Those of a certain age may remember a television programme called It's A Knockout, in which teams representing their home towns competed against each other in comically outlandish games.
Typically, a milkman from Bradford dressed as a chef would attempt to run along a greased slope to deliver pizzas to his cartoon oven, while attached to a bungee cord that threatened to pull him back to a watery fate.
Today, personal privacy is on that slippery slope and unlike the super-fit milkman of yesteryear, the nation has become rather overweight, myopic and totally unaware of the fate that it will inevitably endure. Things are not funny any more; in fact, everything is getting rather serious.

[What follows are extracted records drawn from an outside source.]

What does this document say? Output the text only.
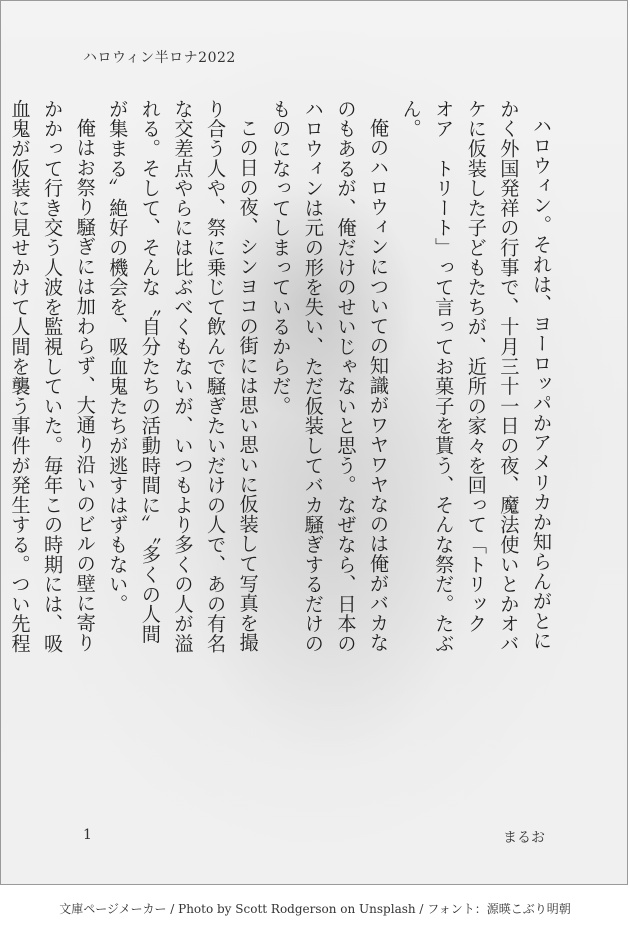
ハロウィン半ロナ2022

ハロウィン。それは、ヨーロッパかアメリカか知らんがとにかく外国発祥の行事で、十月三十一日の夜、魔法使いとかオバケに仮装した子どもたちが、近所の家々を回って「トリック　オア　トリート」って言ってお菓子を貰う、そんな祭だ。たぶん。

俺のハロウィンについての知識がワヤワヤなのは俺がバカなのもあるが、俺だけのせいじゃないと思う。なぜなら、日本のハロウィンは元の形を失い、ただ仮装してバカ騒ぎするだけのものになってしまっているからだ。

この日の夜、シンヨコの街には思い思いに仮装して写真を撮り合う人や、祭に乗じて飲んで騒ぎたいだけの人で、あの有名な交差点やらには比ぶべくもないが、いつもより多くの人が溢れる。そして、そんな〝自分たちの活動時間に〟〝多くの人間が集まる〟絶好の機会を、吸血鬼たちが逃すはずもない。

俺はお祭り騒ぎには加わらず、大通り沿いのビルの壁に寄りかかって行き交う人波を監視していた。毎年この時期には、吸血鬼が仮装に見せかけて人間を襲う事件が発生する。つい先程

1	まるお
文庫ページメーカー / Photo by Scott Rodgerson on Unsplash / フォント：源暎こぶり明朝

In my previous letter on this subject (Private life drama - leave me out, letters.computing.co.uk), I attempted to highlight that combining all the various databases that contain our personal information could lead to a situation where criminal investigation is reduced to a data-mining exercise.

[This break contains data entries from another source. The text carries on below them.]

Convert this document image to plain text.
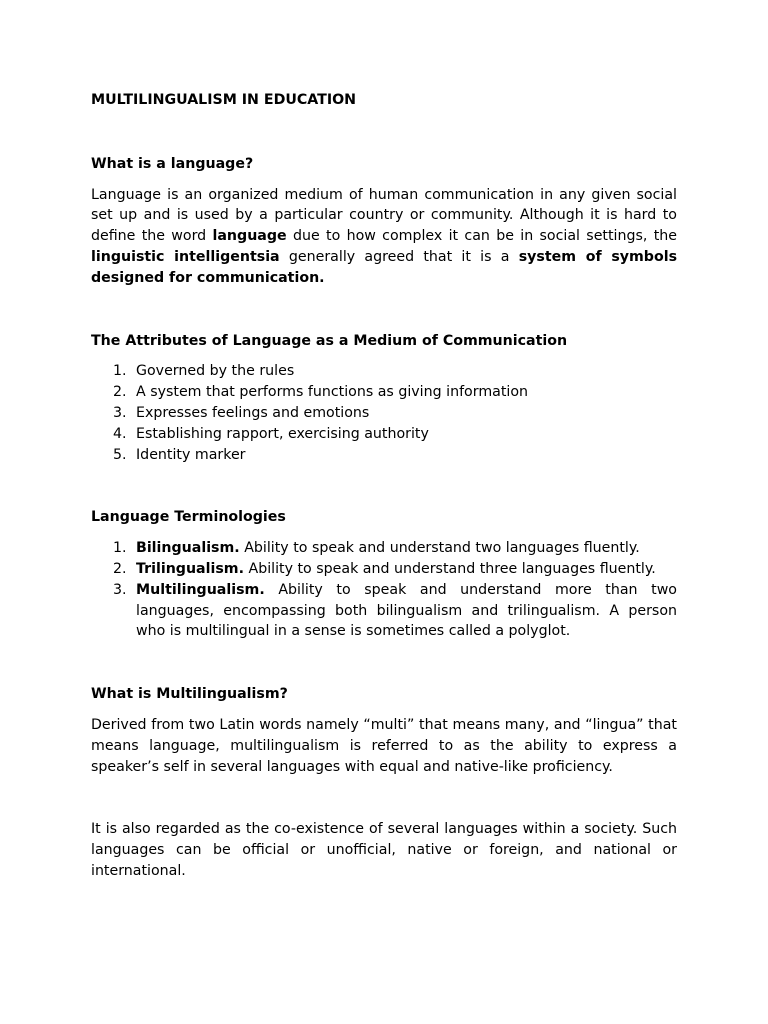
MULTILINGUALISM IN EDUCATION
What is a language?

Language is an organized medium of human communication in any given social set up and is used by a particular country or community. Although it is hard to define the word language due to how complex it can be in social settings, the linguistic intelligentsia generally agreed that it is a system of symbols designed for communication.

The Attributes of Language as a Medium of Communication
1. Governed by the rules
2. A system that performs functions as giving information
3. Expresses feelings and emotions
4. Establishing rapport, exercising authority
5. Identity marker
Language Terminologies
1. Bilingualism. Ability to speak and understand two languages fluently.
2. Trilingualism. Ability to speak and understand three languages fluently.
3. Multilingualism. Ability to speak and understand more than two languages, encompassing both bilingualism and trilingualism. A person who is multilingual in a sense is sometimes called a polyglot.
What is Multilingualism?

Derived from two Latin words namely “multi” that means many, and “lingua” that means language, multilingualism is referred to as the ability to express a speaker’s self in several languages with equal and native-like proficiency.

It is also regarded as the co-existence of several languages within a society. Such languages can be official or unofficial, native or foreign, and national or international.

Safeguards on the use of personal information need to be put in place, or a fully-fledged Big Brother-style police state will be the inevitable outcome.

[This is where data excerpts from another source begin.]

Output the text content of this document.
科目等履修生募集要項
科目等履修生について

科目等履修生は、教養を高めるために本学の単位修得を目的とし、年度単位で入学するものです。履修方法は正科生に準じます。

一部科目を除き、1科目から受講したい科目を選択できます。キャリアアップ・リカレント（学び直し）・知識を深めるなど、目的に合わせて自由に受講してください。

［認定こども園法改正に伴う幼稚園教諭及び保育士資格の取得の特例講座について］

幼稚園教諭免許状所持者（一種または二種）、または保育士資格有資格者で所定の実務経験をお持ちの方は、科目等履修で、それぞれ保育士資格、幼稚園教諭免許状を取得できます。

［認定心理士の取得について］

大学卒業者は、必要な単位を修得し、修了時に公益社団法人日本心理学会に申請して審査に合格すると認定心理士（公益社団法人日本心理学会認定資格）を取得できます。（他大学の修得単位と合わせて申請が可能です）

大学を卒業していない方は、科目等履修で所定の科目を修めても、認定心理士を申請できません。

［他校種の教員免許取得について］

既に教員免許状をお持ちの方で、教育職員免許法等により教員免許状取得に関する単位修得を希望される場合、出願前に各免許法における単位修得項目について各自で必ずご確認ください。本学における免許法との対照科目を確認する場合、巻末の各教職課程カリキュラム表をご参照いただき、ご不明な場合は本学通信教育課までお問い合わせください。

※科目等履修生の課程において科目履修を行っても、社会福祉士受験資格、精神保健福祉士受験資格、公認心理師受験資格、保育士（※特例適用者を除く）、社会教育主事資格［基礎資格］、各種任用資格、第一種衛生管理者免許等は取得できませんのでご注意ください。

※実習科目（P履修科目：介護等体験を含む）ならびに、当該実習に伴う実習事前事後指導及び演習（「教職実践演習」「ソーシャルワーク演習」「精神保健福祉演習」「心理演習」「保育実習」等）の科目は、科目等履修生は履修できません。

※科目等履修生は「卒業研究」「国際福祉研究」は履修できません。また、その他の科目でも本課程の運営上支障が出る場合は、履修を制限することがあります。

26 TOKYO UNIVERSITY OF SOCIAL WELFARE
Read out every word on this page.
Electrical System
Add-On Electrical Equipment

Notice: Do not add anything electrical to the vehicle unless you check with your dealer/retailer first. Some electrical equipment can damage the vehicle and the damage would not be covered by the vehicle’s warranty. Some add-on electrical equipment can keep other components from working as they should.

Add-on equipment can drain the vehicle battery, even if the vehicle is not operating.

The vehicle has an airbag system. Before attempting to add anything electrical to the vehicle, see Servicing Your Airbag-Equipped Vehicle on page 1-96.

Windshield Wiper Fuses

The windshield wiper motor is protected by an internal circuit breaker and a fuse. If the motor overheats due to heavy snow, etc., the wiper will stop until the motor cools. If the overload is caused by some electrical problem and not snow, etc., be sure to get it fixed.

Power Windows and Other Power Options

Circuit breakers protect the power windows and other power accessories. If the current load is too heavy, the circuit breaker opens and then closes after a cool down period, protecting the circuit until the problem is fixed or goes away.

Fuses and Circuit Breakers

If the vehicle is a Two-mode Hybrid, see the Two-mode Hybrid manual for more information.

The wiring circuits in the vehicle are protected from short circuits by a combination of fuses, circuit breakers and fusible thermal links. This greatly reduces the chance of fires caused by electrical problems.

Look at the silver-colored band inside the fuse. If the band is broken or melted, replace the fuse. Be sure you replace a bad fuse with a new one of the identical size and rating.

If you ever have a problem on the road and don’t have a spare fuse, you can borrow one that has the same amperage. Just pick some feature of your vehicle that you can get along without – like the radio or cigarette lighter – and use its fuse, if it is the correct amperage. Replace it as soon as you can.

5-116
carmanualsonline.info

Your computerised personal information is just too tempting for criminals to ignore, not to mention post-9/11 governments.
Determining how different pieces of information held on separate databases should be allowed to be combined, cross-referenced and analysed is not going to be an easy job.
But sometimes such onerous work must be squarely shouldered, and the easy way out - ignoring it - will just not do.
We often see depicted in police dramas on TV that evidence is inadmissible unless gathered legitimately. In such dramas, the police are not allowed to pursue their hunches and go on "fishing trips" to see what they can uncover. Mining personal data in the real world should require similar sanctions, with genuinely effective protection against any such mavericks.
Unless strict controls are placed on all personal data and how it is used, it will be abused. The nation, just like the plucky milkman from Bradford, needs to get back into shape and fight its way back up that slippery slope. What lies at the bottom is too terrible to contemplate.